Mauna Kea Kaukaohu Trask, a fourth-generation native Hawaiian attorney and the county attorney, will portray King Kamehameha when The King’s Parade and Celebration unwinds on Ho‘olako Street starting at 9 a.m. Saturday.
“I had to talk him into it,” said Nalani Brun of the county’s Office of Economic Development. “He was shy about it, but he has the credentials of being an excellent king.”
Trask is a kanaka oiwi from the Ko‘olau district of Kauai, descended from Kaukaohu and Kaonali‘i. He follows in the footsteps of his father, Arthur Kaukohu Trask Jr., grandfather Arthur Kaukaohu Trask Sr., and great grandfather David Kaukaohu Trask, graduating from Kamehameha Schools, Oregon State University, and the University of Hawaii at Manoa William S. Richardson School of Law in 2004 with a juris doctorate.
He was raised by his grandfather to understand that Native Hawaiians are an aristocratic and educated people whose power comes from knowledge of their lands and the world around them, states a release.
There is no admission to enjoy the parade and ho‘olaulea, which celebrates Ho‘okahi ka ‘ilau like ana, or “Wield the paddles together honoring Kauai’s Ocean Voyagers.”

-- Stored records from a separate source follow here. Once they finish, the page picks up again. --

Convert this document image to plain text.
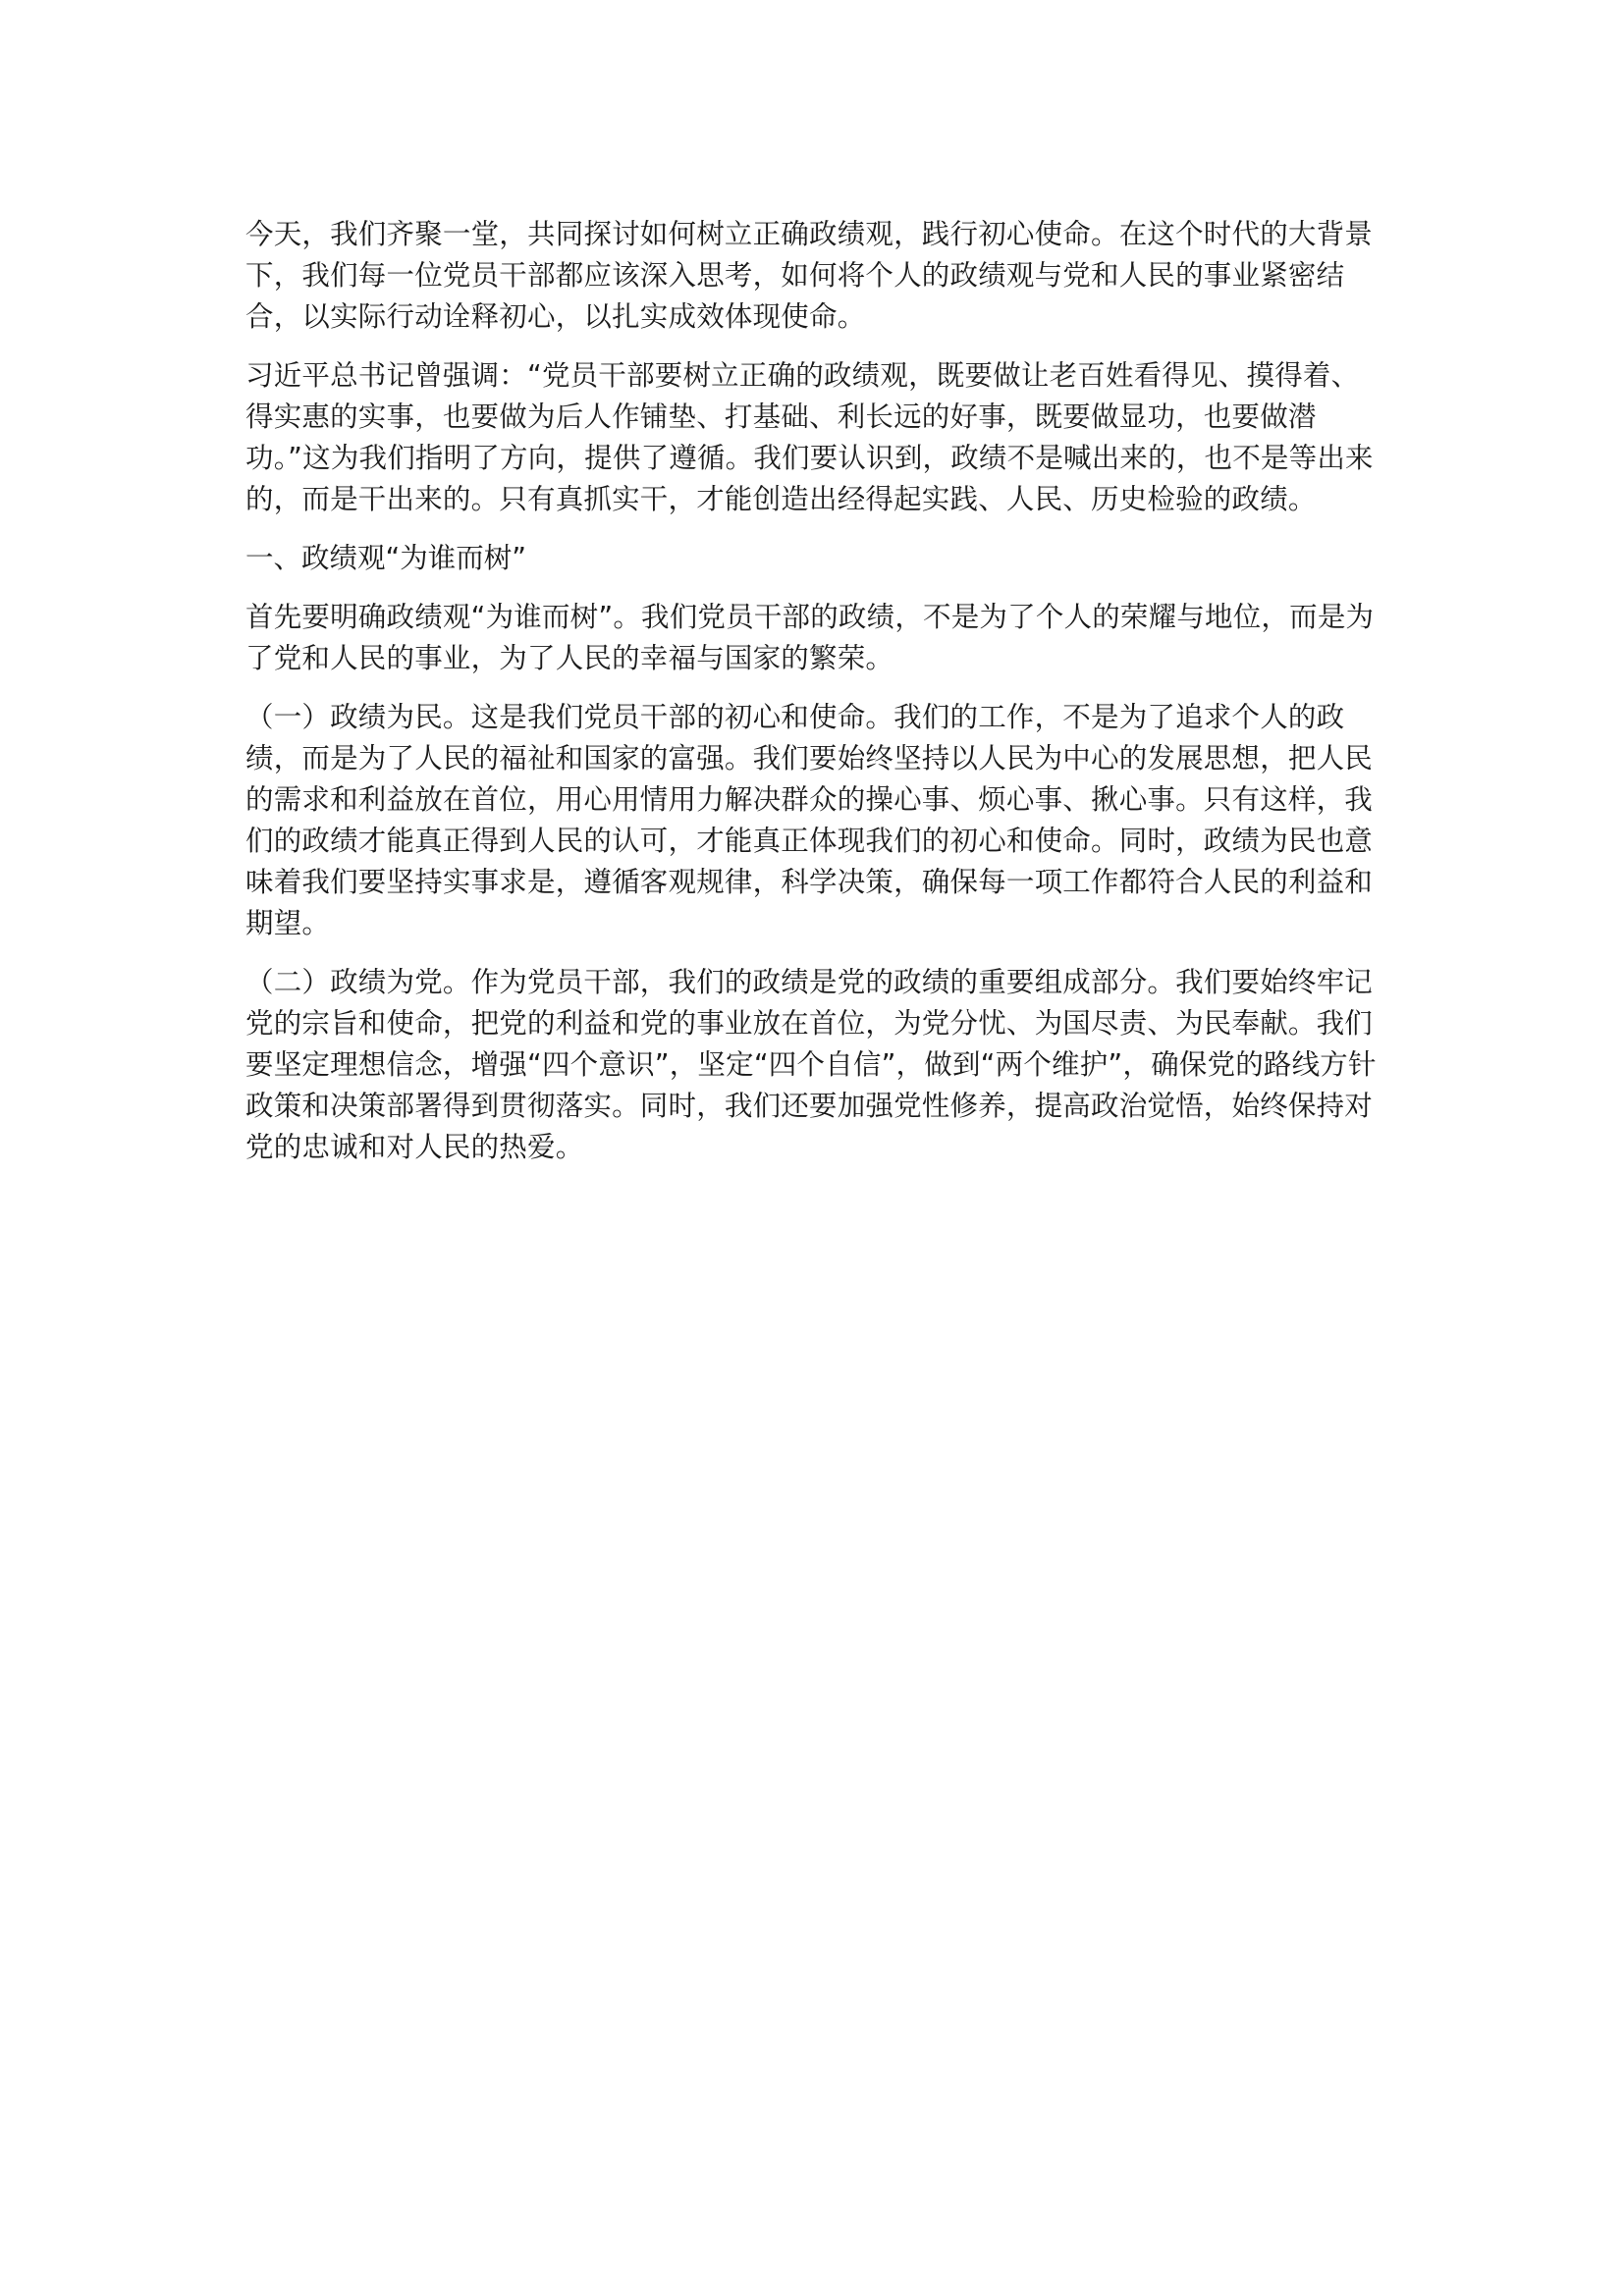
今天，我们齐聚一堂，共同探讨如何树立正确政绩观，践行初心使命。在这个时代的大背景下，我们每一位党员干部都应该深入思考，如何将个人的政绩观与党和人民的事业紧密结合，以实际行动诠释初心，以扎实成效体现使命。

习近平总书记曾强调：“党员干部要树立正确的政绩观，既要做让老百姓看得见、摸得着、得实惠的实事，也要做为后人作铺垫、打基础、利长远的好事，既要做显功，也要做潜功。”这为我们指明了方向，提供了遵循。我们要认识到，政绩不是喊出来的，也不是等出来的，而是干出来的。只有真抓实干，才能创造出经得起实践、人民、历史检验的政绩。

一、政绩观“为谁而树”

首先要明确政绩观“为谁而树”。我们党员干部的政绩，不是为了个人的荣耀与地位，而是为了党和人民的事业，为了人民的幸福与国家的繁荣。

（一）政绩为民。这是我们党员干部的初心和使命。我们的工作，不是为了追求个人的政绩，而是为了人民的福祉和国家的富强。我们要始终坚持以人民为中心的发展思想，把人民的需求和利益放在首位，用心用情用力解决群众的操心事、烦心事、揪心事。只有这样，我们的政绩才能真正得到人民的认可，才能真正体现我们的初心和使命。同时，政绩为民也意味着我们要坚持实事求是，遵循客观规律，科学决策，确保每一项工作都符合人民的利益和期望。

（二）政绩为党。作为党员干部，我们的政绩是党的政绩的重要组成部分。我们要始终牢记党的宗旨和使命，把党的利益和党的事业放在首位，为党分忧、为国尽责、为民奉献。我们要坚定理想信念，增强“四个意识”，坚定“四个自信”，做到“两个维护”，确保党的路线方针政策和决策部署得到贯彻落实。同时，我们还要加强党性修养，提高政治觉悟，始终保持对党的忠诚和对人民的热爱。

The floral parade will feature the king’s float as well as pa‘u island horse units, floats, walking and riding units, and more.
Special traffic advisories will be in effect during the parade, which will make its way on Ho‘olako Street and Rice Street before ending at the Historic County Building.
The ho‘olaule‘a which follows will feature the ali‘i protocol before an audience of food booths, crafts, and Hawaiian cultural demonstrations. A day of Hawaiian entertainment follow.
Kamala Mersberg serves as the pa‘u queen for this year’s King’s Parade and Celebration, and Kealoha Saffery will sit as the pa‘u marshall.
Franklin Manoiki Contrades Jr., born in Kapaa Flats, known today as Waipouli, will serve as grand marshal.